22.3477, 22.3478

Meno burocrazia e maggiore incisività per le misure destinate a limitare i danni causati dal lupo in Svizzera / Creare le basi legali per dare ai cantoni la possibilità di istituire delle zone "wolf free"

Riniker Maja · 1VP-F · Consiglio nazionale · Argovia · Gruppo liberale radicale

Präsidentin (Riniker Maja, erste Vizepräsidentin): Die Motionen Regazzi wurden von Herrn Roduit übernommen.

Roduit Benjamin · Mit-M · Consiglio nazionale · Vallese · Il Gruppo del Centro. Alleanza del Centro. PEV.

J'ai repris les deux motions déposées en mai 2022 par notre collègue, désormais conseiller aux Etats, Fabio Regazzi, et je vais les traiter ensemble, car elles sont complémentaires.

Soyons directs: pourquoi les maintenir alors que dans l'intervalle une première ordonnance sur la chasse est entrée en vigueur, qu'une deuxième a été mise en consultation le 27 mars dernier et que désormais les tirs de régulation sont possibles? Parce que les problèmes causés par le loup ne sont toujours pas résolus. Vous avez tous vu ces derniers jours les images choquantes de cadavres de moutons déposés devant le siège du Conseil d'Etat vaudois en ville de Lausanne. En clair, il n'est pas admissible que le conflit perdure entre les activités humaines et ce grand prédateur, aux effectifs trop nombreux. Ce n'est pas moi qui le dis, mais Mme Ursula von der Leyen, présidente de la Commission européenne.

De plus, vous avez ce matin défendu la mise en place définitive d'une régulation durable des grands prédateurs dans le cadre du programme de la législature.

Pour rappel, la croissance des loups en Suisse est exponentielle, puisqu'on dénombrait plus de 30 meutes de loups, soit plus de 300 loups, en novembre 2023, des chiffres inférieurs aux recensements effectués.
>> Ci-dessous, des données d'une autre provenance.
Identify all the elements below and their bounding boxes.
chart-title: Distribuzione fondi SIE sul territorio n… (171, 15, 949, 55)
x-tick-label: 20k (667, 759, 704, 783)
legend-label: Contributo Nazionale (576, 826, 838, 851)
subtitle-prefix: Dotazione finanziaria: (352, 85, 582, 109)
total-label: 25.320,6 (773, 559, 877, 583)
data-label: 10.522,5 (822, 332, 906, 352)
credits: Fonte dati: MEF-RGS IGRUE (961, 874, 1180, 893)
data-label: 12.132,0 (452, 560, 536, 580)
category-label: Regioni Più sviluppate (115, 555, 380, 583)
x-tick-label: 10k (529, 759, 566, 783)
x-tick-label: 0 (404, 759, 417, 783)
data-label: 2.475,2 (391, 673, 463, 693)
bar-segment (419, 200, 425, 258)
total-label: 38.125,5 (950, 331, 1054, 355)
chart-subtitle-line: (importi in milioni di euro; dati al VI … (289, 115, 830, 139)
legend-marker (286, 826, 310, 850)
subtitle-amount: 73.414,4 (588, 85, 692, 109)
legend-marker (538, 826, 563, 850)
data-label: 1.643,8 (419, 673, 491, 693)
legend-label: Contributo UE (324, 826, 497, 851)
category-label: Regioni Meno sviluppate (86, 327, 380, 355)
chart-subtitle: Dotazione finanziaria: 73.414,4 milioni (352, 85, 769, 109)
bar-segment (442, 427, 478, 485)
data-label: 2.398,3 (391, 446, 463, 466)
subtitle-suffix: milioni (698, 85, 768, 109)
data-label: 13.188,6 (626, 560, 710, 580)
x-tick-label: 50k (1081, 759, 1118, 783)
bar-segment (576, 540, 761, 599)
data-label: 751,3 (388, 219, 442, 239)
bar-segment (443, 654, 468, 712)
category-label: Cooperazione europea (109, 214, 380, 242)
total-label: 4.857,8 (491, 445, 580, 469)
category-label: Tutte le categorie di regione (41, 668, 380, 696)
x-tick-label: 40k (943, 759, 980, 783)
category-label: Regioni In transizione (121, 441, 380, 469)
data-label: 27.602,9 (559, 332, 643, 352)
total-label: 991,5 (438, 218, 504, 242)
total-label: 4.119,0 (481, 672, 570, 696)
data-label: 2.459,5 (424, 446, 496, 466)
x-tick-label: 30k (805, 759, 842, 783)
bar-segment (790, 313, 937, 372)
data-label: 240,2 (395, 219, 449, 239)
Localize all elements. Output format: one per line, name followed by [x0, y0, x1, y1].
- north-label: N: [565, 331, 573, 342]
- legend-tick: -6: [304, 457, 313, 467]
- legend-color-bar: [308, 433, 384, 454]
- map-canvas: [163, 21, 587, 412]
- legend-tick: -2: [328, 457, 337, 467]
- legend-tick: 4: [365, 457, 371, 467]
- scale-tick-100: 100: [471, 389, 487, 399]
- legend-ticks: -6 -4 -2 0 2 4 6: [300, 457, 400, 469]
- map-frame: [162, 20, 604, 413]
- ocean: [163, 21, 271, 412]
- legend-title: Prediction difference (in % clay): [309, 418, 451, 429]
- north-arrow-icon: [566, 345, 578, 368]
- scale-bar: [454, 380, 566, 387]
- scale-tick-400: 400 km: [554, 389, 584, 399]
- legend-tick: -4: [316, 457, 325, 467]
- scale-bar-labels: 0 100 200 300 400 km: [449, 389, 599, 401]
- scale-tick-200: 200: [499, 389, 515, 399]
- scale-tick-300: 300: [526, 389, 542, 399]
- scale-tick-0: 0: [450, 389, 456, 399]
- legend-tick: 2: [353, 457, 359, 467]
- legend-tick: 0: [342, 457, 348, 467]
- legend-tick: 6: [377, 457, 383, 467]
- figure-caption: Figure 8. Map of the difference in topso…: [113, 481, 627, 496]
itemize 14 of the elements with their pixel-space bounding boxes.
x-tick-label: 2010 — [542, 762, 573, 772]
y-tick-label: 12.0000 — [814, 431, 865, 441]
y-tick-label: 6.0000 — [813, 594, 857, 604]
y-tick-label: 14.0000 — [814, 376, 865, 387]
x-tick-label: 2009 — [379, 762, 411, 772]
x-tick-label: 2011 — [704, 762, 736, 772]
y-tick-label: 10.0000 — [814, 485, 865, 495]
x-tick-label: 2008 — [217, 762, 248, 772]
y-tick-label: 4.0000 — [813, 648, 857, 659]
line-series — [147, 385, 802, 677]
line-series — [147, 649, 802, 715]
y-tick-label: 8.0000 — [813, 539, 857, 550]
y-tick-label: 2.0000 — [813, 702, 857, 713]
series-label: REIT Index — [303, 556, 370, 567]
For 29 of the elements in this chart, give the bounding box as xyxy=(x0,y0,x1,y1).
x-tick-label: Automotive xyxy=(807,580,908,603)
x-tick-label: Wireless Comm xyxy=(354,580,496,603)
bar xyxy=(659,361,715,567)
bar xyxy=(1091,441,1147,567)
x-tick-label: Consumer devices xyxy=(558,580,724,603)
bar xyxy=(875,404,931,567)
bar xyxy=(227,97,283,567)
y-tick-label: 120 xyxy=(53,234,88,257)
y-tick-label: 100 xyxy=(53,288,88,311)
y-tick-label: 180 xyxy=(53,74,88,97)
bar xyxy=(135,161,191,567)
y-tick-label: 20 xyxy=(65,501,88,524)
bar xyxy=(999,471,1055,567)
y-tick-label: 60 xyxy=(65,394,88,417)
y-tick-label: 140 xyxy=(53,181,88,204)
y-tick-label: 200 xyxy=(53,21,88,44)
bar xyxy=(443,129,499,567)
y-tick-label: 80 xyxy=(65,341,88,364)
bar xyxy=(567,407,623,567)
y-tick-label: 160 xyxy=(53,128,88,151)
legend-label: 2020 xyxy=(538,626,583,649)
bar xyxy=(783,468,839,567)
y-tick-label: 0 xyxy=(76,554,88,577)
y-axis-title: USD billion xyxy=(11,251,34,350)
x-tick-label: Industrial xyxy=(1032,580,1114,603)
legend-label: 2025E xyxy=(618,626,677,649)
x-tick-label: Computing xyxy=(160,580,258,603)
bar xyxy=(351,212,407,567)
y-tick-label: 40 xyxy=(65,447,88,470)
Les tirs de régulation ont à peine freiné cette croissance, puisque 86 louveteaux sont nés en 2023 et seuls 68 ont été effectivement tirés. Même s'il faut compter sur un certain pourcentage de mortalité naturelle de ces louveteaux et même si les tirs n'ont duré que deux mois, au lieu des quatre mois autorisés par la loi, et ont été suspendus dans certaines régions par le Tribunal fédéral, on est loin du compte.

Venons-en aux deux motions. La première motion comporte trois points. Le premier concerne un assouplissement des critères de tir de régulation du loup ainsi qu'une marge de manoeuvre plus grande laissée aux cantons. Ce point est résolu par les ordonnances et nous partageons l'avis du Conseil fédéral selon lequel il est obsolète.

De ce fait, nous le retirons, mais nous resterons cependant vigilants à l'avenir afin que les critères fixés pour les tirs de régulation ne soient pas assouplis.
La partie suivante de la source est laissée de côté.